By Ted Hesson and David Shepardson
WASHINGTON (Reuters) -U.S. health officials are planning to end a sweeping, pandemic-related expulsion policy that has effectively closed down the U.S. asylum system at the border with Mexico by May 23, a U.S. official familiar with the matter told Reuters, adding that the decision had not yet been finalized.
A draft notice by the U.S. Centers for Disease Control and Prevention (CDC) stated that the so-called Title 42 order blocking asylum seekers was no longer needed to protect U.S. citizens from COVID-19 and that the May 23 date would give border authorities time to prepare for its end, the official said.
A second U.S. official told Reuters the CDC is set to lift the order as early as Thursday with a delayed effective date of a month or longer. Both officials requested anonymity to discuss internal planning.
Leading Democrats, medical experts and the United Nations have urged the United States to end Title 42, but Republicans argue it will encourage more migrants to enter illegally at a time when border crossings are already breaking records.
The order was put in place in March 2020 during the administration of former Republican President Donald Trump to curb the spread of coronavirus in crowded border facilities. Since then, more than a million migrants apprehended at the border have been rapidly expelled to Mexico or other countries, often within hours of being caught and without a chance to ask for refuge in the United States.
Democratic President Joe Biden, who took office in January 2021, said on Wednesday that his administration would make a decision regarding the policy "soon."
A spokesperson for the CDC, which issued the order, said the agency was finalizing a standard 60-day review of it and would release more information later this week.
The Biden administration has kept Title 42 in place despite fierce criticism from his own political party and campaign promises to reverse Trump's hardline immigration policies.
Border arrests soared to record levels in 2021 during Biden's first year in office and are expected to climb even higher this year.

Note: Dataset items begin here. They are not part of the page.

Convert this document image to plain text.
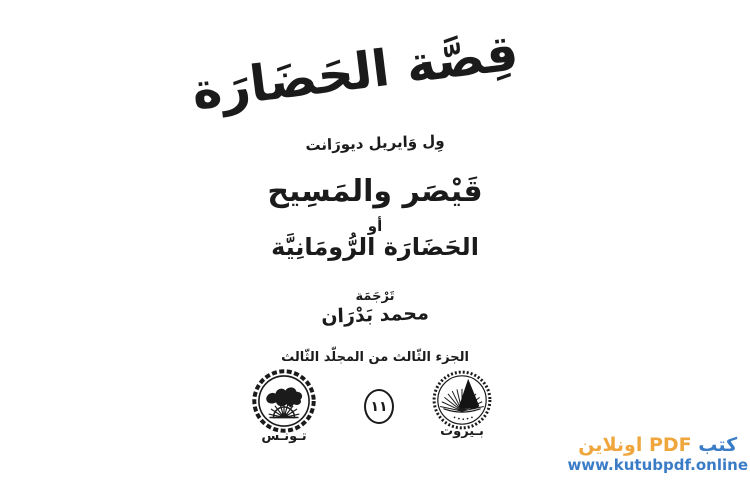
قِصَّة الحَضَارَة
وِل وَايريل ديورَانت
قَيْصَر والمَسِيح
أو
الحَضَارَة الرُّومَانِيَّة
تَرْجَمَة
محمد بَدْرَان
الجزء الثّالث من المجلّد الثّالث
تـونـس
١١
بـيروت
كتب PDF اونلاين
www.kutubpdf.online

U.S. Department of Homeland Security (DHS) officials said on Tuesday they were preparing to handle a sharp spike in border crossings, but that it remained unclear whether lifting the COVID-era order would increase migration.
DHS said on Monday that it had started giving COVID-19 vaccines to migrants in custody at the border.

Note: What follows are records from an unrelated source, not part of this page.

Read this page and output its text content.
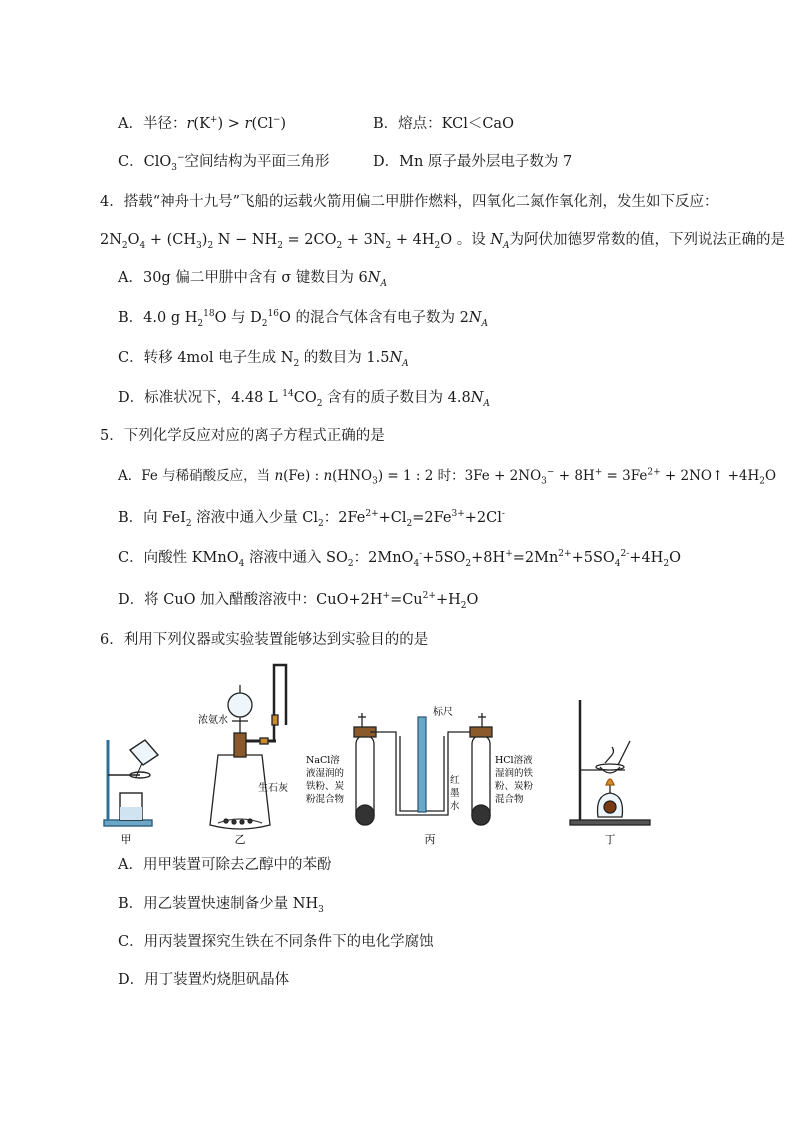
A．半径：r(K+) > r(Cl−)	B．熔点：KCl＜CaO
C．ClO$_3$−空间结构为平面三角形	D．Mn 原子最外层电子数为 7
4．搭载“神舟十九号”飞船的运载火箭用偏二甲肼作燃料，四氧化二氮作氧化剂，发生如下反应：
$2N_2O_4 + (CH_3)_2$ $N - NH_2 = 2CO_2 + 3N_2 + 4H_2O$ 。设 $N_A$为阿伏加德罗常数的值，下列说法正确的是
A．30g 偏二甲肼中含有 σ 键数目为 $6N_A$
B．4.0 g $H_2^{18}O$ 与 $D_2^{16}O$ 的混合气体含有电子数为 $2N_A$
C．转移 4mol 电子生成 $N_2$ 的数目为 $1.5N_A$
D．标准状况下，4.48 L $^{14}CO_2$ 含有的质子数目为 $4.8N_A$
5．下列化学反应对应的离子方程式正确的是
A．Fe 与稀硝酸反应，当 n(Fe) : $n(HNO_3) = 1$ : 2 时：$3Fe + 2NO_3^- + 8H^+ = 3Fe^{2+}$ + 2NO↑ $+4H_2O$
B．向 FeI$_2$ 溶液中通入少量 $Cl_2$：$2Fe^{2+}+Cl_2=2Fe^{3+}+2Cl^-$
C．向酸性 KMnO$_4$ 溶液中通入 $SO_2$：$2MnO_4^-+5SO_2+8H^+=2Mn^{2+}+5SO_4^{2-}+4H_2O$
D．将 CuO 加入醋酸溶液中：$CuO+2H^+=Cu^{2+}+H_2O$
6．利用下列仪器或实验装置能够达到实验目的的是
甲
浓氨水
生石灰
乙
标尺
NaCl溶
液湿润的
铁粉、炭
粉混合物
红
墨
水
HCl溶液
湿润的铁
粉、炭粉
混合物
丙	丁
A．用甲装置可除去乙醇中的苯酚
B．用乙装置快速制备少量 $NH_3$
C．用丙装置探究生铁在不同条件下的电化学腐蚀
D．用丁装置灼烧胆矾晶体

The Biden administration rolled out a major regulation last week that aims to speed up asylum processing and deportations at the U.S.-Mexico border and which is set to take effect in late May, close to the time Title 42 would be ended.
The Associated Press first reported the plans to terminate the order by May 23.
COURT DECISIONS COMPLICATED ORDER
Advocates and U.N. officials have argued that Title 42 forces migrants back to precarious and dangerous conditions in Mexico. Human Rights First, an immigrant rights organization based in New York, has documented nearly 9,900 kidnappings and other attacks on migrants stuck in Mexico due to the Title 42 order since Biden took office.
Senate Majority Leader Chuck Schumer, a Democrat, has called Title 42 a "terrible and inhumane policy" and urged Biden to "stop the madness" of leaving it in place.
Republicans have blasted Biden for his approach to border security as they aim to take control of Congress in the November mid-term elections. Texas and other Republican-led states have sued to block Biden's immigration moves and could potentially challenge the decision to end Title 42.
The Biden administration began leaning toward ending the order after two federal court decisions complicated its implementation, Reuters reported earlier this month. At the same time, U.S. public health officials loosened pandemic restrictions across the United States in late February, undercutting the rationale for keeping it in place.
Early in his presidency, Biden exempted unaccompanied children from the expulsion policy, but a federal judge in Texas ruled on March 4 that minors could not be excluded in a case brought by the state of Texas against the administration.
In a separate ruling on the same day, a federal appeals court said the United States can continue to use Title 42 to expel migrant families caught crossing the southwest border, but should not send them anywhere they could be persecuted or tortured.